A united front of environmentalists and recreational and small-scale fishermen has sprung up to oppose the supertrawler Margiris — the second largest fishing boat ever built — from being permitted to fish in Australian waters.
It is a political dynamic that is leading to some unusual bedfellows. In the Tasmanian Parliament, a motion against the Margiris received tripartisan support. Conservationists have even found themselves agreeing with an op-ed by Wilson “Iron Bar” Tuckey of all people, in which the former Howard government minister called for the Margiris to be barred from Australian waters.
Clearly, fish politics can be a bit weird.
Around the world, fish politics cuts across party lines. The reality is that local members with fishing constituencies — regardless of party allegiance — will generally fight the corner of their industry. On the other hand, the marine conservation constituency tends to be more geographically diffuse. The result is that it is common for the fishing industry to have a stranglehold on the politics, with the consequence that catch quotas are all too often set in accordance with the desires of the fishing industry, rather than what the scientists recommend.
Australian fisheries managers have a much better record than most countries, although even here mistakes have been made, leading to considerable overfishing. In the case of the Margiris, according to research professor Jessica Meeuwig, of the University of Western Australia’s Ocean Institute, “even at the most basic level, the scientific case is not strong enough” to justify the fishing level that is proposed. In any event, there is a negligible domestic constituency supporting the foreign-owned boat, and real anger and fear among local fishing communities, hence the unanimity of the Tasmanian Parliament.
Unusual alliances also emerge as dreamy sea-lovers and hard-headed free marketeers find themselves united in shared agitation at the sheer irrationality of the international political economy of fishing. The success of concentrated fishing industry lobbying means that very tasty subsidies are often made available in order to keep otherwise uneconomical boats afloat. And it is this rampant subsidisation that infuriates free marketeers. As World Bank group president Robert B. Zoellick told a conference in February, that the first step in reform of global oceans governance “is to stop doing dumb things” like paying out “subsidies that are used for fisheries that are net negatives to the system”. The group that owns the Margiris is an example, having benefited from massive EU subsidies.

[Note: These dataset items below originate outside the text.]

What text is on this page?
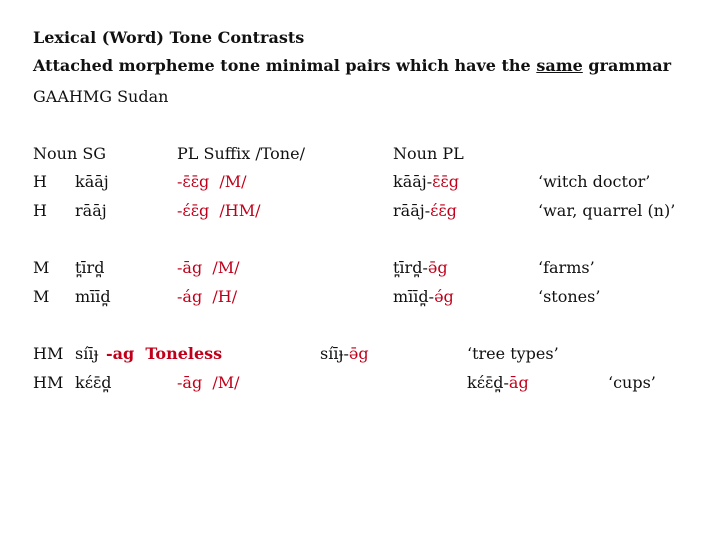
Lexical (Word) Tone Contrasts
Attached morpheme tone minimal pairs which have the same grammar
GAAHMG Sudan
Noun SG	PL Suffix /Tone/	Noun PL
H kāāj	-ɛ̄ɛ̄g /M/	kāāj-ɛ̄ɛ̄g	‘witch doctor’
H rāāj	-ɛ́ɛ̄g /HM/	rāāj-ɛ́ɛ̄g	‘war, quarrel (n)’
M t̪īrd̪	-āg /M/	t̪īrd̪-ə̄g	‘farms’
M mīīd̪	-ág /H/	mīīd̪-ə́g	‘stones’
HM síīɟ -ag Toneless	síīɟ-ə̄g	‘tree types’
HM kɛ́ɛ̄d̪	-āg /M/	kɛ́ɛ̄d̪-āg	‘cups’
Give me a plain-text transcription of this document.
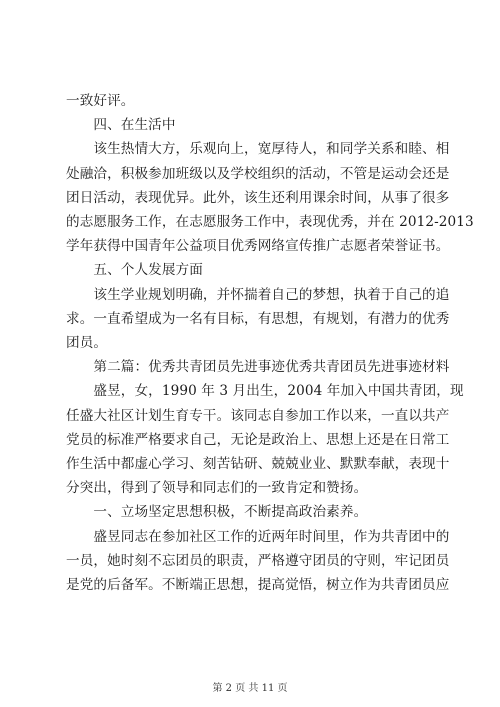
一致好评。
　　四、在生活中
　　该生热情大方，乐观向上，宽厚待人，和同学关系和睦、相
处融洽，积极参加班级以及学校组织的活动，不管是运动会还是
团日活动，表现优异。此外，该生还利用课余时间，从事了很多
的志愿服务工作，在志愿服务工作中，表现优秀，并在 2012-2013
学年获得中国青年公益项目优秀网络宣传推广志愿者荣誉证书。
　　五、个人发展方面
　　该生学业规划明确，并怀揣着自己的梦想，执着于自己的追
求。一直希望成为一名有目标，有思想，有规划，有潜力的优秀
团员。
　　第二篇：优秀共青团员先进事迹优秀共青团员先进事迹材料
　　盛昱，女，1990 年 3 月出生，2004 年加入中国共青团，现
任盛大社区计划生育专干。该同志自参加工作以来，一直以共产
党员的标准严格要求自己，无论是政治上、思想上还是在日常工
作生活中都虚心学习、刻苦钻研、兢兢业业、默默奉献，表现十
分突出，得到了领导和同志们的一致肯定和赞扬。
　　一、立场坚定思想积极，不断提高政治素养。
　　盛昱同志在参加社区工作的近两年时间里，作为共青团中的
一员，她时刻不忘团员的职责，严格遵守团员的守则，牢记团员
是党的后备军。不断端正思想，提高觉悟，树立作为共青团员应
第 2 页 共 11 页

And the allocation of subsidies leads to a third point: in truth, there is no such thing as a singular “fishing industry” position. The actuality is that Big Fishing — with huge boats, influential connections, ample capital and operational portability — shares little in common with the lower impact local small-scale sector. The big end of the fishing industry is of course more than happy to deploy the iconography of the plucky fisherman in his weathered sou’wester heading out in his little boat — you won’t see an industrial trawler in any retail marketing any time soon — but the reality is that Big Fishing is a disaster for everyone else.
The difference is one of economics and mobility. Recreational and sports fishers have their favourite patches, and the more sustainable small scale local fishermen are based in particular ports, fishing grounds and communities, all complete with specific local cultural memories. As one fearful fisherman plaintively commented apropos of the Margiris:
“It’s so important to me that I can take my little boy out and catch a tuna, and a fish for that matter, for the rest of his life, and then he can pass that on to his children as it was passed down to me … If this super trawler comes into this country and starts fishing, as it has done all over the rest of the world, this will be taken away from that generation and I don’t think that should happen.”

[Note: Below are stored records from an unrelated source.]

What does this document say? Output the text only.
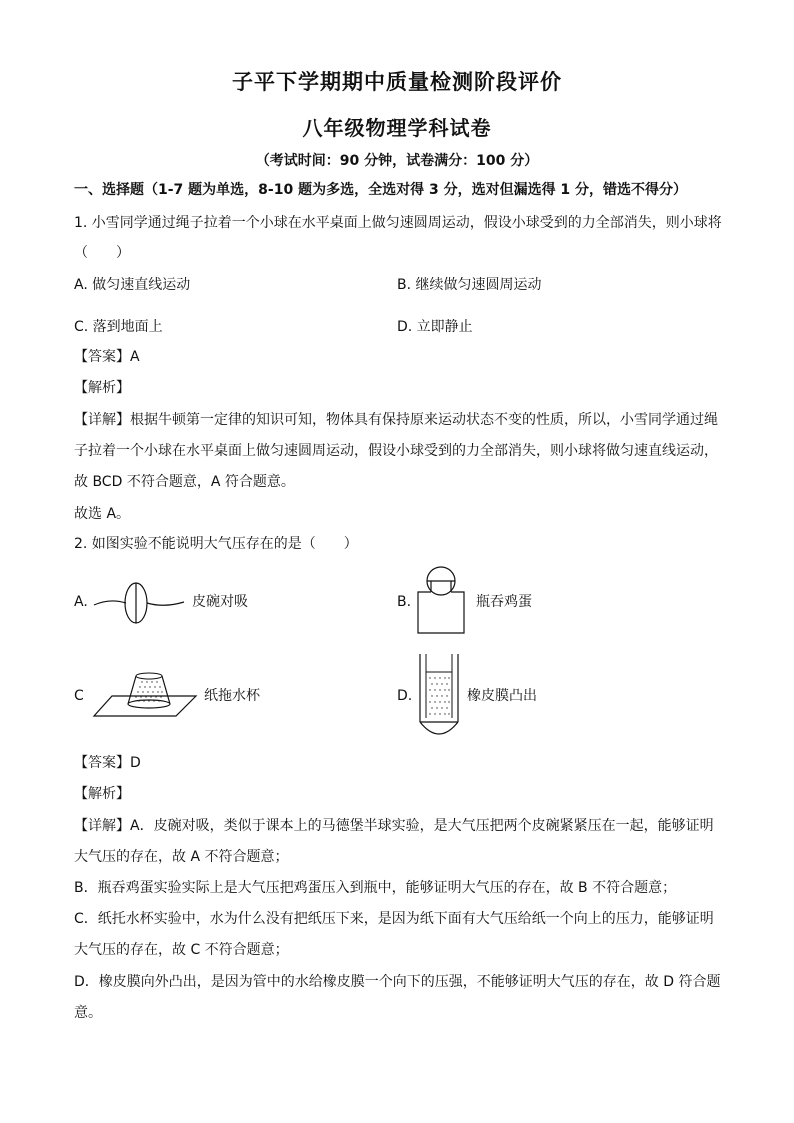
子平下学期期中质量检测阶段评价
八年级物理学科试卷
（考试时间：90 分钟，试卷满分：100 分）
一、选择题（1-7 题为单选，8-10 题为多选，全选对得 3 分，选对但漏选得 1 分，错选不得分）
1. 小雪同学通过绳子拉着一个小球在水平桌面上做匀速圆周运动，假设小球受到的力全部消失，则小球将
（　　）
A. 做匀速直线运动	B. 继续做匀速圆周运动
C. 落到地面上	D. 立即静止
【答案】A
【解析】
【详解】根据牛顿第一定律的知识可知，物体具有保持原来运动状态不变的性质，所以，小雪同学通过绳
子拉着一个小球在水平桌面上做匀速圆周运动，假设小球受到的力全部消失，则小球将做匀速直线运动，
故 BCD 不符合题意，A 符合题意。
故选 A。
2. 如图实验不能说明大气压存在的是（　　）
A.	皮碗对吸	B.	瓶吞鸡蛋
C	纸拖水杯	D.	橡皮膜凸出
【答案】D
【解析】
【详解】A．皮碗对吸，类似于课本上的马德堡半球实验，是大气压把两个皮碗紧紧压在一起，能够证明
大气压的存在，故 A 不符合题意；
B．瓶吞鸡蛋实验实际上是大气压把鸡蛋压入到瓶中，能够证明大气压的存在，故 B 不符合题意；
C．纸托水杯实验中，水为什么没有把纸压下来，是因为纸下面有大气压给纸一个向上的压力，能够证明
大气压的存在，故 C 不符合题意；
D．橡皮膜向外凸出，是因为管中的水给橡皮膜一个向下的压强，不能够证明大气压的存在，故 D 符合题
意。
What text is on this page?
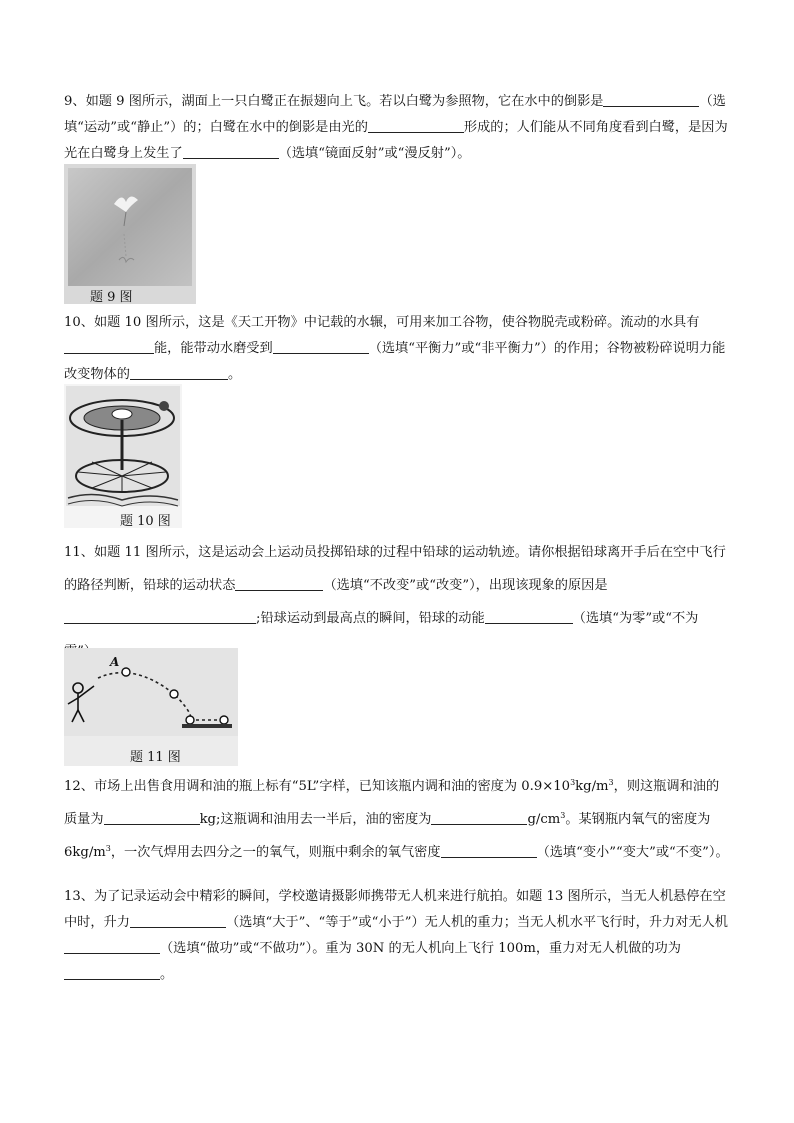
9、如题 9 图所示，湖面上一只白鹭正在振翅向上飞。若以白鹭为参照物，它在水中的倒影是	（选填“运动”或“静止”）的；白鹭在水中的倒影是由光的	形成的；人们能从不同角度看到白鹭，是因为光在白鹭身上发生了	（选填“镜面反射”或“漫反射”）。
题 9 图
10、如题 10 图所示，这是《天工开物》中记载的水辗，可用来加工谷物，使谷物脱壳或粉碎。流动的水具有能，能带动水磨受到	（选填“平衡力”或“非平衡力”）的作用；谷物被粉碎说明力能改变物体的	。
题 10 图
11、如题 11 图所示，这是运动会上运动员投掷铅球的过程中铅球的运动轨迹。请你根据铅球离开手后在空中飞行的路径判断，铅球的运动状态	（选填“不改变”或“改变”），出现该现象的原因是;铅球运动到最高点的瞬间，铅球的动能	（选填“为零”或“不为
A
题 11 图
12、市场上出售食用调和油的瓶上标有“5L”字样，已知该瓶内调和油的密度为 $0.9\times 10^3kg/m^3$，则这瓶调和油的质量为	kg;这瓶调和油用去一半后，油的密度为	$g/cm^3$。某钢瓶内氧气的密度为 $6kg/m^3$，一次气焊用去四分之一的氧气，则瓶中剩余的氧气密度	（选填“变小”“变大”或“不变”）。
13、为了记录运动会中精彩的瞬间，学校邀请摄影师携带无人机来进行航拍。如题 13 图所示，当无人机悬停在空中时，升力	（选填“大于”、“等于”或“小于”）无人机的重力；当无人机水平飞行时，升力对无人机（选填“做功”或“不做功”）。重为 30N 的无人机向上飞行 100m，重力对无人机做的功为。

But for the giants — the Margiris and her ilk — geography, community and generational continuity is no object. Based nowhere and owing allegiance to nobody except their owners who profit from our collective loss, when the stocks crash and the fish run out, the big boats just move on. To quote Wilson Tuckey on the Margiris: “European super trawlers have so reduced fish stocks of their more benevolent oceanic environment that they are prepared to sail halfway around the world for a minuscule quota of low-value fish.” Moving around the world, hoovering up all in their path, supertrawlers are like giant locusts of the ocean.
Growing awareness of these imbalances is causing significant political realignments all over the world within the fishing industry. Already, in Europe and Africa, small-scale fishermen are now working in concert with the organised environmental movement to break the hold of Big Fishing. The arrival of the Margiris has seen the emergence of a similar dynamic in Australia.
As The Canberra Times observed earlier this week, logic and politics suggest that the federal government should prevent the Margiris from fishing in Australian waters. But on Q&A last night, a frustrated Tony Burke indicated that as federal Environment Minister he lacked the power to block the Margiris from fishing in Australia, though he could at least impose conditions on the ship’s operations. Given the alignment of forces opposed to the Margiris, this is not good enough: Burke’s inability to intervene actually makes the situation harder for the government, which needs to come up with a tougher response to satisfy the growing coalition of opposition to the supertrawler.
If the Margiris is allowed to fish, the political problem for the federal government will not go away, it will only fester.